Legend has it that the tarte Tatin started life as a happy accident. At the Hotel Tatin in the small town of Lamotte-Beuvron in France, chef Stéphanie Tatin was so tired working at the stove one day that she completely overcooked the apple slices intended for a traditional apple pie. The guests were already seated at their tables and emergency action was required. She covered the apples in the pan with pastry and put everything, including the pan, into the oven. Once cooked, she turned out the tart onto a plate, served it up, and was surprised how much her guests enjoyed it.
A tarte Tatin always catches the eye on the table and yet is very easy to make: all you need is a few ingredients (nice apples, sugar, butter and puff pastry) you arrange in a round baking dish or cast-iron pan and cover with pastry. The only real challenge about the recipe is the fact you need to cook the apples in the sugar and butter for exactly the right amount of time so that they release all their sweetness but at the same time keep their shape and don’t disintegrate when cooking. Our goal is to accomplish in our kitchens today what an overtired chef achieved back then.
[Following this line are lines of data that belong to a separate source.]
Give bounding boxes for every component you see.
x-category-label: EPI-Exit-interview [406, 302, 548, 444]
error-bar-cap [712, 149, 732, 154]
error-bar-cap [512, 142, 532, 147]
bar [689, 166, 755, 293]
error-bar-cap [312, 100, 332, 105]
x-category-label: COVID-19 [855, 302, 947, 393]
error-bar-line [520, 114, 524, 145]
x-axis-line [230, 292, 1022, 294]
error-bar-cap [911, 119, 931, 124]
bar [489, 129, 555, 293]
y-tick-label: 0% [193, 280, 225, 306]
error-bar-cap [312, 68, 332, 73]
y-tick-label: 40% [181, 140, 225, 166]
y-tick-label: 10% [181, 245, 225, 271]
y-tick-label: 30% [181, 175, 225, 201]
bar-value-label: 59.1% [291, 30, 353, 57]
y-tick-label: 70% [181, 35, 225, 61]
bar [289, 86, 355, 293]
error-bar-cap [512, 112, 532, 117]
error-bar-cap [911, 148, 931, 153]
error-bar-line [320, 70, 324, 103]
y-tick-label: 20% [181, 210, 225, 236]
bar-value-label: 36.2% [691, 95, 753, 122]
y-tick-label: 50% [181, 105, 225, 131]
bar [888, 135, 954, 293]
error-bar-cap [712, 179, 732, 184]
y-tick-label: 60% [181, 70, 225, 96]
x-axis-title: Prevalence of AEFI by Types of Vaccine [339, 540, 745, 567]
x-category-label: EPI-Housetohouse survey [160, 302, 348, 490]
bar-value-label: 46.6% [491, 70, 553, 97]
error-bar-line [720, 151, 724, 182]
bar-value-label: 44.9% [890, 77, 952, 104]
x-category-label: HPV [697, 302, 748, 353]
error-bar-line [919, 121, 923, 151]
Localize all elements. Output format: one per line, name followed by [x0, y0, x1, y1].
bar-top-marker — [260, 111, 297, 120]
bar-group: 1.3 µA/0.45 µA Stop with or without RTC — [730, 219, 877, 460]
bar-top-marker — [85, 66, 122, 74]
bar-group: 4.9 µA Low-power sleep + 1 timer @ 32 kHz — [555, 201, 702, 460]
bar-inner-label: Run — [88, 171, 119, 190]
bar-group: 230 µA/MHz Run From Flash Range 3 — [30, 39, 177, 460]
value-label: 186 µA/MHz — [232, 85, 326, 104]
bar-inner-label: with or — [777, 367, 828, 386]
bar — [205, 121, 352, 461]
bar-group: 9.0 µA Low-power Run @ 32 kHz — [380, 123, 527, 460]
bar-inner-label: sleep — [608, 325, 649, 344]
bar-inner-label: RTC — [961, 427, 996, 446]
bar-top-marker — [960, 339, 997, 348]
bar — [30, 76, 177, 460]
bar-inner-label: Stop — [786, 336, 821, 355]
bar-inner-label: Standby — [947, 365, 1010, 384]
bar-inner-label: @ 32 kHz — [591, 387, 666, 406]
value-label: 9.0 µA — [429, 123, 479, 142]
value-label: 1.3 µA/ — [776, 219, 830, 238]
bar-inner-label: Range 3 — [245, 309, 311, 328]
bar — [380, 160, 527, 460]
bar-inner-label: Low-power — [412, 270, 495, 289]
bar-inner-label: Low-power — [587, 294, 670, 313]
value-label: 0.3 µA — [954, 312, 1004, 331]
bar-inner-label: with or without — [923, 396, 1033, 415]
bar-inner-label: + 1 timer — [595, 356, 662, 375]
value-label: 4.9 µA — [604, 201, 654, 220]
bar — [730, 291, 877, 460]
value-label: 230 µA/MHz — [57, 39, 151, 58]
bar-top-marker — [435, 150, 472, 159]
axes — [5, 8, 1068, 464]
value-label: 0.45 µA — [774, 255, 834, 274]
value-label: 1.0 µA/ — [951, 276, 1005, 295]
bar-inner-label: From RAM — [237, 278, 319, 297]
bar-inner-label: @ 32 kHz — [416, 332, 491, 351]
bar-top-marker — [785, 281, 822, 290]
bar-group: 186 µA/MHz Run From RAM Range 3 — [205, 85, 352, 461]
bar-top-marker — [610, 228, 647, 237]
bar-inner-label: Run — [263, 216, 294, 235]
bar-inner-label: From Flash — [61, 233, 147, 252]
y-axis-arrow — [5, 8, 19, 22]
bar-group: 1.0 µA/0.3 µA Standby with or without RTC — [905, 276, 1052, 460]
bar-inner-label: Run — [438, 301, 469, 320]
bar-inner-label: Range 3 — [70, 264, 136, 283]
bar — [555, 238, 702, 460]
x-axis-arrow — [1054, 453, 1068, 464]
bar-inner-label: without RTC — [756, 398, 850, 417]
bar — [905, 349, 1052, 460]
A tarte Tatin is traditionally made with apples. You first need to caramelise them in butter and sugar in a cast-iron pan until amber in colour (7 apples, sliced, in 225g of sugar and 115g of butter) before covering them with puff pastry or a cake dough and then baking the tart in the oven for 25 to 35 minutes at 190°C. Leave to cool for a short time but turn it out onto a plate while still hot so that the tart doesn’t stick to the pan. Add some vanilla ice cream or crème fraîche and you have a wonderful dessert! You can use pears instead of apples, if you have these handy, and you can even use the same recipe for bananas, the first rhubarb of the season or firm pears or apricots.
Or how about surprising your guests with a vegetable tarte Tatin? Rather than apples, use shallots seasoned with thyme and sugar for a sweet-sour taste. Carrots also caramelise well, and you can even use beetroot in your tart, topped off on the table with some goat’s cheese. The first cherry tomatoes of the season also develop their sunny flavour in the warmth of the oven.
You can create a sweet-savoury flavour in your tarte Tatin using sweet onions with earthy potatoes. Pre-heat the oven to 220°C. Grease a spring-form pan (24cm in diameter) with butter. Peel two white onions and cut into slices ½ to 1cm thick. Spread the onion slices evenly onto the base of the spring-form pan. Peel 5 medium-sized, floury potatoes, cut into slices 2-3mm thick with a vegetable slicer and arrange them like roof tiles on top of the onions. Chop up 2-3 spring onions and sprinkle on top. Season with salt and freshly ground pepper and cover with puff pastry (approx. 270g) rolled into a circle. Use a spoon to press the edges of the pastry into the gap between the filling and rim of the pan so that the ingredients are well packed in. Bake for 25-30 minutes. The puff pastry should be nice and crispy at the end. Turn out onto a large plate and serve hot with some crème fraîche, reduced Balsamic vinegar and a green salad.
And while you’re enjoying the first springtime lunch of the season, take a quiet moment to thank the overtired chef whose fortunate error created a wonderful new dish.